Founded in San Francisco, Humble Bundle was launched as a promotional platform for video games. Now, the site attracts millions of fans, on a weekly basis, who are looking for the discounted bundles. This year Humble Bundle added a regular e-book promotion to its offerings, allowing customers, every two weeks, to purchase themed bundles of DRM-free prose and digital comics.
“The numbers generated by the book bundles look like a rounding error in comparison to video games,” said Allen, who formerly worked for Disney Publishing Worldwide and Random House New Media, among others.
The DRM-free bundles have reached millions of new readers, Allen explained, in part by putting publishers' content in front of a stream of new customers, namely Humble Bundle's customer base of video-gamers. Allen said the e-book bundles are high value, and attractive to the video game community, especially the comics bundles. “The bundles attract a demographic aged 12 to late 30s, [which is] a high-spending and vocal demographic,” she explained. “The bundles also challenge the stereotype that video-gamers don’t read,” she added, emphasizing that bundle buyers often, “read digital first, and then go out and buy in print.”

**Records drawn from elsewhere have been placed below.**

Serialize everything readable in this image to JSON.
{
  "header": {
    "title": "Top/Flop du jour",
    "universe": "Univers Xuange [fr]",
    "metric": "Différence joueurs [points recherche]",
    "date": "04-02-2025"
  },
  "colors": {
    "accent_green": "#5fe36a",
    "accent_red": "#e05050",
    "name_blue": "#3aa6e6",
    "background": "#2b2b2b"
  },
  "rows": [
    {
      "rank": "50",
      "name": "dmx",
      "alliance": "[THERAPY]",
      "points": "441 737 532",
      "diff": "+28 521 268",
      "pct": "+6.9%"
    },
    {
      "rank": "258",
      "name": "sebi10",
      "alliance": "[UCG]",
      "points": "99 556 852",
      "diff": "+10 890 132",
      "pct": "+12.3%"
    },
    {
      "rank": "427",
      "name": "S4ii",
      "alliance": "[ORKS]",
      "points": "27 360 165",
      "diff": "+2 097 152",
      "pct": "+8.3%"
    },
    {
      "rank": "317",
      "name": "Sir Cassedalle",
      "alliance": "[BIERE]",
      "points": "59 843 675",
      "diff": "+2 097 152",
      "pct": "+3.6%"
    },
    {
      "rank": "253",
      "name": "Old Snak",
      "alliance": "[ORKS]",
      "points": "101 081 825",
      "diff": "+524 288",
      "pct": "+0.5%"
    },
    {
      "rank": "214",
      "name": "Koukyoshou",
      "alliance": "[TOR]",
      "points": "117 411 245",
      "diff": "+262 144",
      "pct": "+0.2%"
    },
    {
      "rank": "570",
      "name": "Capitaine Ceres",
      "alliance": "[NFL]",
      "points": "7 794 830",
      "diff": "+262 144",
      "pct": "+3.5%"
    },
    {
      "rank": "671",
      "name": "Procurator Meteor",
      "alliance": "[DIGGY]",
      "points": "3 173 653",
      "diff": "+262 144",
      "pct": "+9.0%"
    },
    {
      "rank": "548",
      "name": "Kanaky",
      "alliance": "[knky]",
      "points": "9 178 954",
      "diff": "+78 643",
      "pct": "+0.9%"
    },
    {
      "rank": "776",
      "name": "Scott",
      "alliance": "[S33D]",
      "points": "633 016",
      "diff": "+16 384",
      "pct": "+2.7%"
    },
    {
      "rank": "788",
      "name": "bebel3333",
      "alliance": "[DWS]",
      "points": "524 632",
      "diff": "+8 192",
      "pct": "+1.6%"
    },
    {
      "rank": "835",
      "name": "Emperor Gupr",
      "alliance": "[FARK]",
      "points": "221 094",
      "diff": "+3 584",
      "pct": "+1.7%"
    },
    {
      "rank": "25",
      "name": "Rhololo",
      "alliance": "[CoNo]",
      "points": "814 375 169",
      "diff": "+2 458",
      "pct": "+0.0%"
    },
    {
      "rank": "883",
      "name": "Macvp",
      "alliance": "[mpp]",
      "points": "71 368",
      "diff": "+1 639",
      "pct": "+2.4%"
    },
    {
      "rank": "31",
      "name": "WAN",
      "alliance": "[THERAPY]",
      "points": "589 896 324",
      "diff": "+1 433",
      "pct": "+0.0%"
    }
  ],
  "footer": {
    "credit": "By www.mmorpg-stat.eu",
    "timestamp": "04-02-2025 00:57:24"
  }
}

Because of Humble Bundle’s ability to drive traffic to its content, trade book publishers and comics publishers are beginning to, as Allen put it, “come around to DRM-free distribution." However, Allen noted, "comics publishers are much more flexible.”
Over the last year, though, Humble Bundle has been working with more trade publishers, including S&S, Open Road, Scholastic and HarperCollins. The site has also worked with such comics houses as IDW, Image, Boom! Archie Comics, Vertical, Dynamite, Antarctic Press, Valiant, Oni Press, Dark Horse, Madefire and Skybound. Among the bundles the site released in 2014 were a collection of Dr. Who comics, a sci-fi bundle featuring Open Road titles, a horror bundle, and an IDW Star Trek comics bundle.
In terms of rights, Humble Bundle usually requests world rights for its DRM-Free bundles. “We want the bundles to be available to everyone no matter where they are,” Allen said. While most bundles feature titles from a singe publisher, Humble Bundle has done multi-publisher bundles. Those, however, require several months to put together, with the need to get all the rights approved. Humble Bundle has now created a “master services agreement” for each bundle, with an addendum executed for each publisher.
While Humble Bundle tends to on backlist titles, the site has done bundles with frontlist works, when it is able to obtain the rights. “We experiment to find what people like. We work well with comics publishers, who see our bundles as a terrific form of book discovery. They really want people to get a taste of their series,” Allen said.
Although it's taken longer to convince the trade houses of Humble Bundle's value, Allen said she expects to have more trade book bundles in 2015.